However, this doesn’t works with dynamic libraries.
It does work for dynamic libraries. If a shared object is located on a partition which is mounted with the noexec option, it cannot be loaded, otherwise noexec would be quite useless.
$ grep -E '/tmp |ext4' /proc/mounts
/dev/mapper/root_crypt / ext4 rw,nodev,noatime,data=ordered 0 0
tmpfs /tmp tmpfs rw,nosuid,nodev,noexec,noatime,size=2031200k 0 0
$ cat > main.c
#include <stdio.h>
void main(void)
{
printf("%d\n", getpid());
}
$ gcc -o main main.c
$ ./main
4950
$ cat > shared.c
int getpid(void)
{
return 1;
}
$ gcc -shared -fPIC -o shared.so shared.c
$ LD_PRELOAD=./shared.so ./main
1
$ mv shared.so /tmp
$ LD_PRELOAD=/tmp/shared.so ./main
ERROR: ld.so: object '/tmp/shared.so' from LD_PRELOAD cannot be preloaded (failed to map segment from shared object): ignored.
4978
If you want to use seccomp to prevent executing untrusted shared objects, you can do that by restricting calls to mmap(), mprotect(), and obviously execve(). Make sure that the process can't map anything with PROT_EXEC. Restricting files is not enough, because any arbitrary data can be passed to mmap() through a file descriptor, and mprotect() can change the permissions of arbitrary pages of memory to make them executable.
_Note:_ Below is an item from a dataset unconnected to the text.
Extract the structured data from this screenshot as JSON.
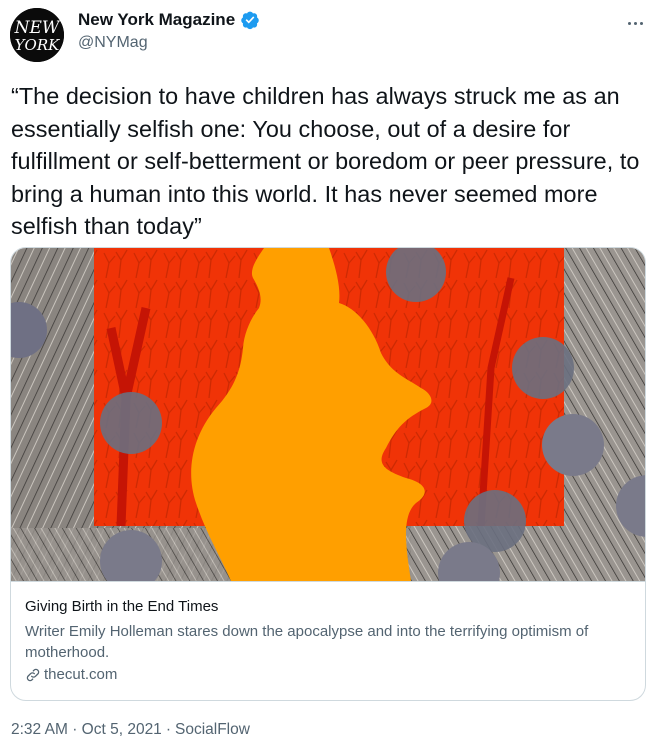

Additionally, since this example is a blacklist rather than a whitelist, you'll also have to deny access to some ptrace() arguments, because they can be used to break out of a seccomp sandbox.
rc = seccomp_rule_add(ctx, SCMP_ACT_ERRNO(EPERM), SCMP_SYS(mmap), 1,
SCMP_A2(SCMP_CMP_MASKED_EQ, PROT_EXEC, PROT_EXEC));
if (rc == -1)
goto out;
rc = seccomp_rule_add(ctx, SCMP_ACT_ERRNO(EACCESS), SCMP_SYS(mprotect), 1,
SCMP_A2(SCMP_CMP_MASKED_EQ, PROT_EXEC, PROT_EXEC));
if (rc == -1)
goto out;
rc = seccomp_rule_add(ctx, SCMP_ACT_ERRNO(EACCESS), SCMP_SYS(execve), 0);
if (rc == -1)
goto out;
rc = seccomp_rule_add(ctx, SCMP_ACT_ERRNO(EPERM), SCMP_SYS(ptrace), 1,
SCMP_A0(SCMP_CMP_EQ, PTRACE_POKEUSER));
if (rc == -1)
goto out;
rc = seccomp_rule_add(ctx, SCMP_ACT_ERRNO(EPERM), SCMP_SYS(ptrace), 1,
SCMP_A0(SCMP_CMP_EQ, PTRACE_SETREGS));
if (rc == -1)
goto out;
rc = seccomp_rule_add(ctx, SCMP_ACT_ERRNO(EPERM), SCMP_SYS(ptrace), 1,
SCMP_A0(SCMP_CMP_EQ, PTRACE_SETREGSET));
if (rc == -1)
goto out;
There are probably ways to bypass this seccomp snippet that I haven't thought about, so this is just to give you an idea of what it takes.
I've never used NaCl so I can't say how you'd restrict execution with it.